A window to the soul? Maybe, but the eyes are also a flashing neon sign for a new artificial intelligence-based system that can read them to predict what you’ll do next.
A University of Maryland researcher and two colleagues used eye-tracking technology and a new deep-learning AI algorithm to predict study participants’ choices as they viewed a comparison website with rows and columns of products and their characteristics.
The algorithm, known as RETINA (Raw Eye Tracking and Image Ncoder Architecture), could precisely zero in on selections before people had even made their decision.

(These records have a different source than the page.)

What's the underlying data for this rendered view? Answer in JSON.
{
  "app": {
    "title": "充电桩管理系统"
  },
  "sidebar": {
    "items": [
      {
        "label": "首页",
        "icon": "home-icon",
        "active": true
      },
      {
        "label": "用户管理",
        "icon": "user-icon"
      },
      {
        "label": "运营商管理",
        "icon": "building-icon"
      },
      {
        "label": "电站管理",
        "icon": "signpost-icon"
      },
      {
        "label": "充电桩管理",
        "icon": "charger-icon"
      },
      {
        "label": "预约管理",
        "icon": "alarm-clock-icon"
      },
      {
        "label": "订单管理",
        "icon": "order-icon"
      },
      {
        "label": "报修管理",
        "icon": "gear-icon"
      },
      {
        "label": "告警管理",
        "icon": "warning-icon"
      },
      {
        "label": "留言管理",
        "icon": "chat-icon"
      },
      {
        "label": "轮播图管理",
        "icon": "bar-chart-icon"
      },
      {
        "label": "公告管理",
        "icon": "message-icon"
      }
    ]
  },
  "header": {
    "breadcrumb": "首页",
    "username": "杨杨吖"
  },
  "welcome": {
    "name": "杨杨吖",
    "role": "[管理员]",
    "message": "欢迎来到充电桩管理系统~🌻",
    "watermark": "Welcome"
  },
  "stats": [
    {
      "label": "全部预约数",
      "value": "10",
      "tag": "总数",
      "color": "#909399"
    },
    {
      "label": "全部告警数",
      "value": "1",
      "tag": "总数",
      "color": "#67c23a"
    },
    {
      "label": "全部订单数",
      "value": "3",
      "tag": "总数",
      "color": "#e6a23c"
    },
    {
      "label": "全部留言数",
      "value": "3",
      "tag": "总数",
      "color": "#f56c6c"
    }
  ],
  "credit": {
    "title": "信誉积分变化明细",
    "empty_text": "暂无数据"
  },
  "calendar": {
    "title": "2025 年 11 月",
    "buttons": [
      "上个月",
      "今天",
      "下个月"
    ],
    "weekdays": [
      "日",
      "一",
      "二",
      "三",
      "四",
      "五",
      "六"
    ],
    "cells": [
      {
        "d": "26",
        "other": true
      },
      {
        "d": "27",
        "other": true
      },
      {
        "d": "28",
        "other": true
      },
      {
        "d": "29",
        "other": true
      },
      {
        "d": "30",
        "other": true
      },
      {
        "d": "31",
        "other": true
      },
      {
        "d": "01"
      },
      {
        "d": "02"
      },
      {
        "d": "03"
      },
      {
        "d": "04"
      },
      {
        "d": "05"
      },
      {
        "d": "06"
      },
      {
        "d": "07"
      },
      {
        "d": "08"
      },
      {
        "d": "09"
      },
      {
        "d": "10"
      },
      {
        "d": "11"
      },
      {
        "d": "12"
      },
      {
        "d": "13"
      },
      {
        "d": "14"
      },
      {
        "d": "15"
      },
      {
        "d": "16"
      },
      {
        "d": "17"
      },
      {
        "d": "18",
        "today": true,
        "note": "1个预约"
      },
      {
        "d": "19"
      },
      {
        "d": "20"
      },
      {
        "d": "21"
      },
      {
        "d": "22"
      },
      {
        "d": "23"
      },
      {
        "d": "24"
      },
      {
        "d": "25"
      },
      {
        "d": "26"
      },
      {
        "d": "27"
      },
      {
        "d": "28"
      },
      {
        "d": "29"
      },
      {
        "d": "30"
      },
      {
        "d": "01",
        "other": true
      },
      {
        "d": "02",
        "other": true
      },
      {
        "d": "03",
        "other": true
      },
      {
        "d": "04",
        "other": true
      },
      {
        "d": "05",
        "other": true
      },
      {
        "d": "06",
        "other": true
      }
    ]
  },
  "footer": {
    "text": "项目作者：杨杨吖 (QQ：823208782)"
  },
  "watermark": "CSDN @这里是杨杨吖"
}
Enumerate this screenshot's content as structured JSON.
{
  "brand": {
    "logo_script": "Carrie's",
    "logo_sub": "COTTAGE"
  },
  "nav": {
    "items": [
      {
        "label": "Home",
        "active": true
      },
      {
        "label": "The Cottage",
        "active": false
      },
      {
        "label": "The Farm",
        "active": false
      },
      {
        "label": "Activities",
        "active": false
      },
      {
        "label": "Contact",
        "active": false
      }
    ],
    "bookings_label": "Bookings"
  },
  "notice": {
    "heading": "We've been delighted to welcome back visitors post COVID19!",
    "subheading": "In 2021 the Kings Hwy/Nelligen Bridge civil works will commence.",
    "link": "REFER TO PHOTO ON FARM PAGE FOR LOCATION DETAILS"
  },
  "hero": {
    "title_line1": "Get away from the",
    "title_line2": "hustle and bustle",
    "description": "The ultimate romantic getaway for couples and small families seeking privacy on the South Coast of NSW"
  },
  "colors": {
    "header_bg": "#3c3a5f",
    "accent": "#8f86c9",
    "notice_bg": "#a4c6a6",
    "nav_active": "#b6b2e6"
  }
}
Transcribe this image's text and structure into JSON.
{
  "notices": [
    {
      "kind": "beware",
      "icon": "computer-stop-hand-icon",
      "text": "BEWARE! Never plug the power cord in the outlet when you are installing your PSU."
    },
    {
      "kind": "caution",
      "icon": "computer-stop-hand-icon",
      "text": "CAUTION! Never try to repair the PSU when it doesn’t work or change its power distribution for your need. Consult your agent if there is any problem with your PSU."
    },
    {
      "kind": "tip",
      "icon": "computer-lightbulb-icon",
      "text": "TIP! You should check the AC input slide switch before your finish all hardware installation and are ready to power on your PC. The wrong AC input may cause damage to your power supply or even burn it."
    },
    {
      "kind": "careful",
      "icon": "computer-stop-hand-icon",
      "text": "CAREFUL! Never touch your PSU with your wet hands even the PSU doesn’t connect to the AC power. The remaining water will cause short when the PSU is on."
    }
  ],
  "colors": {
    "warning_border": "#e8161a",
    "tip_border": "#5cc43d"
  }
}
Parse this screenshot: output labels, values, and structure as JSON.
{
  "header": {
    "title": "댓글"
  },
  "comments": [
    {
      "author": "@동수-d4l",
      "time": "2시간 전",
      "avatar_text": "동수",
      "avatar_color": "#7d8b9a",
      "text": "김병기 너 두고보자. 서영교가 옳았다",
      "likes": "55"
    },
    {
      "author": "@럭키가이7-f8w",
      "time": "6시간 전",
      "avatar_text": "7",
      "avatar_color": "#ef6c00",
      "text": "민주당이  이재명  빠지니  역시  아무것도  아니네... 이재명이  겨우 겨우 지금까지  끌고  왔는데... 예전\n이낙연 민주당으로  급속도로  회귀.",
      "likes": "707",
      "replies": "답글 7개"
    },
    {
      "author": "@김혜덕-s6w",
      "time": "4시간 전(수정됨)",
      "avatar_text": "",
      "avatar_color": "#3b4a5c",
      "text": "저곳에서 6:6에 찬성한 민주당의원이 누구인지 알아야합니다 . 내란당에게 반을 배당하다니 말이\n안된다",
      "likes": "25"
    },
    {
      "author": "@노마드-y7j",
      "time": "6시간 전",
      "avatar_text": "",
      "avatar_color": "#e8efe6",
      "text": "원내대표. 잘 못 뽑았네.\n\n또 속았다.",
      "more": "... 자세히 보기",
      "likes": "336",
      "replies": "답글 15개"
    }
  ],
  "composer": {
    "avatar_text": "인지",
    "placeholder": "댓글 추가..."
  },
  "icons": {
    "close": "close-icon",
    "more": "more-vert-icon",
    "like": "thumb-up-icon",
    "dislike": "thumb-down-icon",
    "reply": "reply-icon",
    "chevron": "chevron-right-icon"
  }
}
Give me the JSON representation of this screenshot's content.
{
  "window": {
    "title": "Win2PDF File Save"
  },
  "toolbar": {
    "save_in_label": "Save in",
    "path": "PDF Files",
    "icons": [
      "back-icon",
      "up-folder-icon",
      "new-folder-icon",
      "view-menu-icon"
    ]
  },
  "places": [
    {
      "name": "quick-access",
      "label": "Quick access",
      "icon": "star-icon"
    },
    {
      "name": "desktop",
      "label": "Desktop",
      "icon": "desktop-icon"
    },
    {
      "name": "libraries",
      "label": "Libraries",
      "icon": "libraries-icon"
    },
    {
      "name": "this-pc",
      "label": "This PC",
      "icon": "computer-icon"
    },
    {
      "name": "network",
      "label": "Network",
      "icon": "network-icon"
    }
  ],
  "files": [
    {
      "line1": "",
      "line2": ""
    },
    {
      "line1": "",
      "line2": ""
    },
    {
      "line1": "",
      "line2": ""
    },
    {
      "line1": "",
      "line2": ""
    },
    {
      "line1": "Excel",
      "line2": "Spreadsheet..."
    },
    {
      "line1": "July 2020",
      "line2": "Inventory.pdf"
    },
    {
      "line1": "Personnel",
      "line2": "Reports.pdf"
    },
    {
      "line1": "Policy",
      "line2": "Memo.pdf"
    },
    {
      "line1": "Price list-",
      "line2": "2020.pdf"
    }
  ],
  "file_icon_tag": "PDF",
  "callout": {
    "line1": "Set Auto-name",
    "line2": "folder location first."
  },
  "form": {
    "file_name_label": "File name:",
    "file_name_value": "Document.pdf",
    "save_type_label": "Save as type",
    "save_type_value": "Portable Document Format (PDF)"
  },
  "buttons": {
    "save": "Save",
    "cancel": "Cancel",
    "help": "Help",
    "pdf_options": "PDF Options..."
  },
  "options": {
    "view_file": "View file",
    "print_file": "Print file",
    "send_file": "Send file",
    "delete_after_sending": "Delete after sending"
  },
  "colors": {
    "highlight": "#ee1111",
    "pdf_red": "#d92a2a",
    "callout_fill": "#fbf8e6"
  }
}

“This is an area where AI technology is very effective: using data to make predictions,” said Michel Wedel, university professor emeritus and PepsiCo chair in consumer science at the Robert H. Smith School of Business. He worked with Moshe Unger of Tel Aviv University and Alexander Tuzhilin of New York University to develop RETINA. Their research is published in the journal Data mining and knowledge discovery.
Researchers who use eye movement data typically synthesize it into chunks of aggregated information, which may miss certain information and types of eye movements. Using their advanced machine learning method, Wedel and his colleagues could use the full extent of raw data from eye tracking rather than the snippets recorded by current methods.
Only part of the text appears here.